What We Know About Jimmy Carter's Cancer Prognosis

The 90-year-old Carter's cancer has spread to multiple body parts.

A recent liver surgery showed cancer spread in the body of the 90-year-old former president. Carter has yet to disclose what type of cancer he has or what treatment he will undergo but said more information could be available as soon as next week. Representatives for Carter and Emory Healthcare, where the president is being treated, declined to offer any additional information on the prognosis.

The little public information available doesn't reveal much about what his prognosis might be, experts say.

“Until doctors know what the primary site of the tumor was and more importantly, the cell type at a genomic level, it is not possible to say anything about prognosis,” ABC News' Chief Health and Medical Editor Dr. Richard Besser said.

Where Did the Cancer Originate?

That’s something doctors will conduct tests to determine, but so far there aren’t any major clues to pinpoint where it started.

“If you think of the liver as a big filter of the blood supply, it’s easy to understand how cancers that originated in distant parts of the body can end up with metastases in the liver,” Besser said.

There is also a possibility that doctors are unable to determine where the tumor first came from using the basic tests, meaning it could be a less common form of cancer.
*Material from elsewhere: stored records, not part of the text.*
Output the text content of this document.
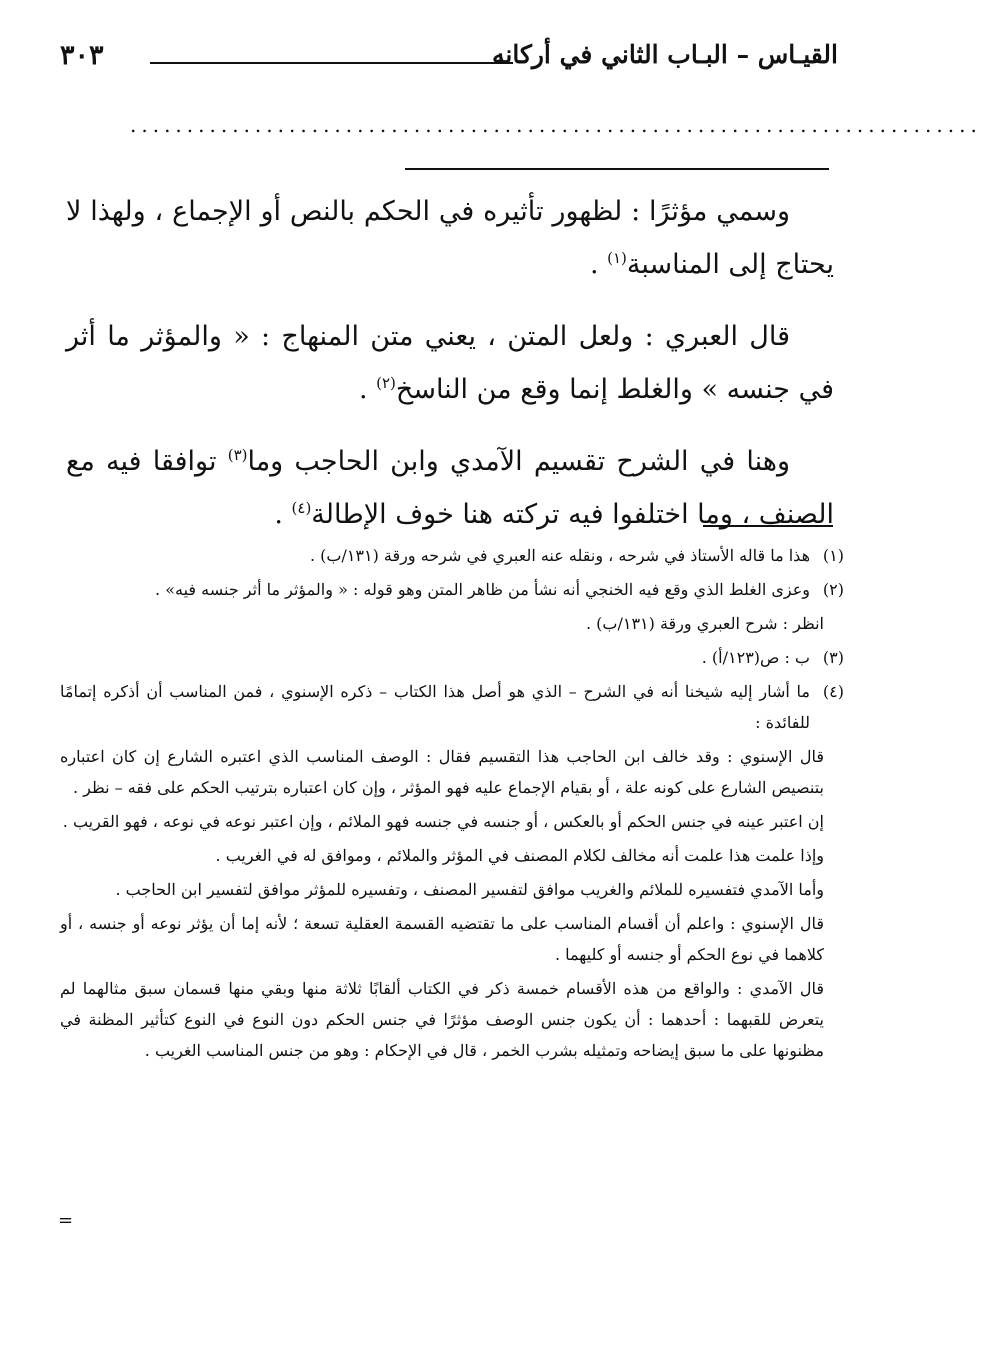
القيـاس – البـاب الثاني في أركانه
٣٠٣
...........................................................................

وسمي مؤثرًا : لظهور تأثيره في الحكم بالنص أو الإجماع ، ولهذا لا يحتاج إلى المناسبة$^{(١)}$ .

قال العبري : ولعل المتن ، يعني متن المنهاج : « والمؤثر ما أثر في جنسه » والغلط إنما وقع من الناسخ$^{(٢)}$ .

وهنا في الشرح تقسيم الآمدي وابن الحاجب وما$^{(٣)}$ توافقا فيه مع الصنف ، وما اختلفوا فيه تركته هنا خوف الإطالة$^{(٤)}$ .

(١)هذا ما قاله الأستاذ في شرحه ، ونقله عنه العبري في شرحه ورقة (١٣١/ب) .

(٢)وعزى الغلط الذي وقع فيه الخنجي أنه نشأ من ظاهر المتن وهو قوله : « والمؤثر ما أثر جنسه فيه» .

انظر : شرح العبري ورقة (١٣١/ب) .

(٣)ب : ص(١٢٣/أ) .

(٤)ما أشار إليه شيخنا أنه في الشرح – الذي هو أصل هذا الكتاب – ذكره الإسنوي ، فمن المناسب أن أذكره إتمامًا للفائدة :

قال الإسنوي : وقد خالف ابن الحاجب هذا التقسيم فقال : الوصف المناسب الذي اعتبره الشارع إن كان اعتباره بتنصيص الشارع على كونه علة ، أو بقيام الإجماع عليه فهو المؤثر ، وإن كان اعتباره بترتيب الحكم على فقه – نظر .

إن اعتبر عينه في جنس الحكم أو بالعكس ، أو جنسه في جنسه فهو الملائم ، وإن اعتبر نوعه في نوعه ، فهو القريب .

وإذا علمت هذا علمت أنه مخالف لكلام المصنف في المؤثر والملائم ، وموافق له في الغريب .

وأما الآمدي فتفسيره للملائم والغريب موافق لتفسير المصنف ، وتفسيره للمؤثر موافق لتفسير ابن الحاجب .

قال الإسنوي : واعلم أن أقسام المناسب على ما تقتضيه القسمة العقلية تسعة ؛ لأنه إما أن يؤثر نوعه أو جنسه ، أو كلاهما في نوع الحكم أو جنسه أو كليهما .

قال الآمدي : والواقع من هذه الأقسام خمسة ذكر في الكتاب ألقابًا ثلاثة منها وبقي منها قسمان سبق مثالهما لم يتعرض للقبهما : أحدهما : أن يكون جنس الوصف مؤثرًا في جنس الحكم دون النوع في النوع كتأثير المظنة في مظنونها على ما سبق إيضاحه وتمثيله بشرب الخمر ، قال في الإحكام : وهو من جنس المناسب الغريب .

=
What Are the Treatment Options?

The treatment decisions will depend on the prognosis. There are a wide range of options to treat different types of cancer, including surgery, chemotherapy, radiation and immunotherapy. Depending on their circumstances, some patients choose not to seek treatment at all.
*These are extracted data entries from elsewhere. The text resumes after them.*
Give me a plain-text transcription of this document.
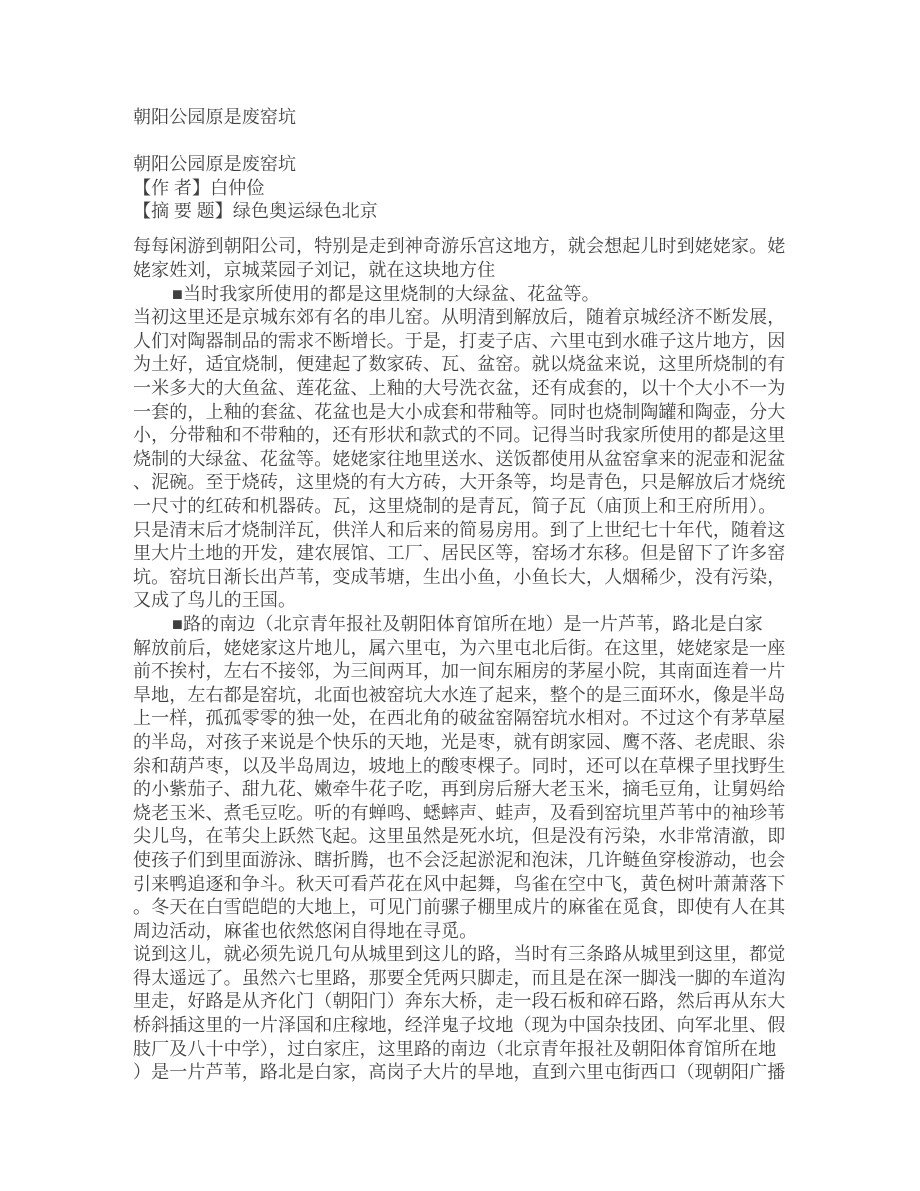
朝阳公园原是废窑坑
朝阳公园原是废窑坑
【作 者】白仲俭
【摘 要 题】绿色奥运绿色北京
每每闲游到朝阳公司，特别是走到神奇游乐宫这地方，就会想起儿时到姥姥家。姥
姥家姓刘，京城菜园子刘记，就在这块地方住
■当时我家所使用的都是这里烧制的大绿盆、花盆等。
当初这里还是京城东郊有名的串儿窑。从明清到解放后，随着京城经济不断发展，
人们对陶器制品的需求不断增长。于是，打麦子店、六里屯到水碓子这片地方，因
为土好，适宜烧制，便建起了数家砖、瓦、盆窑。就以烧盆来说，这里所烧制的有
一米多大的大鱼盆、莲花盆、上釉的大号洗衣盆，还有成套的，以十个大小不一为
一套的，上釉的套盆、花盆也是大小成套和带釉等。同时也烧制陶罐和陶壶，分大
小，分带釉和不带釉的，还有形状和款式的不同。记得当时我家所使用的都是这里
烧制的大绿盆、花盆等。姥姥家往地里送水、送饭都使用从盆窑拿来的泥壶和泥盆
、泥碗。至于烧砖，这里烧的有大方砖，大开条等，均是青色，只是解放后才烧统
一尺寸的红砖和机器砖。瓦，这里烧制的是青瓦，简子瓦（庙顶上和王府所用）。
只是清末后才烧制洋瓦，供洋人和后来的简易房用。到了上世纪七十年代，随着这
里大片土地的开发，建农展馆、工厂、居民区等，窑场才东移。但是留下了许多窑
坑。窑坑日渐长出芦苇，变成苇塘，生出小鱼，小鱼长大，人烟稀少，没有污染，
又成了鸟儿的王国。
■路的南边（北京青年报社及朝阳体育馆所在地）是一片芦苇，路北是白家
解放前后，姥姥家这片地儿，属六里屯，为六里屯北后街。在这里，姥姥家是一座
前不挨村，左右不接邻，为三间两耳，加一间东厢房的茅屋小院，其南面连着一片
旱地，左右都是窑坑，北面也被窑坑大水连了起来，整个的是三面环水，像是半岛
上一样，孤孤零零的独一处，在西北角的破盆窑隔窑坑水相对。不过这个有茅草屋
的半岛，对孩子来说是个快乐的天地，光是枣，就有朗家园、鹰不落、老虎眼、尜
尜和葫芦枣，以及半岛周边，坡地上的酸枣棵子。同时，还可以在草棵子里找野生
的小紫茄子、甜九花、嫩牵牛花子吃，再到房后掰大老玉米，摘毛豆角，让舅妈给
烧老玉米、煮毛豆吃。听的有蝉鸣、蟋蟀声、蛙声，及看到窑坑里芦苇中的袖珍苇
尖儿鸟，在苇尖上跃然飞起。这里虽然是死水坑，但是没有污染，水非常清澈，即
使孩子们到里面游泳、瞎折腾，也不会泛起淤泥和泡沫，几许鲢鱼穿梭游动，也会
引来鸭追逐和争斗。秋天可看芦花在风中起舞，鸟雀在空中飞，黄色树叶萧萧落下
。冬天在白雪皑皑的大地上，可见门前骡子棚里成片的麻雀在觅食，即使有人在其
周边活动，麻雀也依然悠闲自得地在寻觅。
说到这儿，就必须先说几句从城里到这儿的路，当时有三条路从城里到这里，都觉
得太遥远了。虽然六七里路，那要全凭两只脚走，而且是在深一脚浅一脚的车道沟
里走，好路是从齐化门（朝阳门）奔东大桥，走一段石板和碎石路，然后再从东大
桥斜插这里的一片泽国和庄稼地，经洋鬼子坟地（现为中国杂技团、向军北里、假
肢厂及八十中学），过白家庄，这里路的南边（北京青年报社及朝阳体育馆所在地
）是一片芦苇，路北是白家，高岗子大片的旱地，直到六里屯街西口（现朝阳广播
Carter’s age and lifestyle could be factors in how doctors plan to tackle his cancer.

“Someone who’s in their 90’s will not be able to tolerate the same side effects of treatment as someone in their 50’s or 60’s,” Lichtenfeld said.

The 90-year-old former president has maintained an active lifestyle after leaving the White House in 1981, including international travel, building homes with Habitat for Humanity, and teaching Sunday school at a Georgia Baptist church. Carter said he will adapt his schedule to fit with the treatment plan doctors develop.

Family History With Pancreatic Caner

Though no connection has been publicly made to his current cancer diagnosis, Carter’s family has a history with pancreatic cancer, one of the types of cancers that can metastasize to the liver. Carter’s father, brother and two sisters died of pancreatic cancer, and his mother also died of cancer.

In 2007, Carter revealed one reason he thinks he may have been spared from the disease.

“The only difference between me and my father and my siblings was that I never smoked a cigarette,” Carter said in an interview with the New York Times. “My daddy smoked regularly. All of them smoked.”

At the time, Carter said he had no signs of the disease and was not concerned about potentially being diagnosed with pancreatic cancer.

“I’m deeply religious, I’m a fatalist, I’m 82 years old and I’ve had a good life,” Carter said at the time.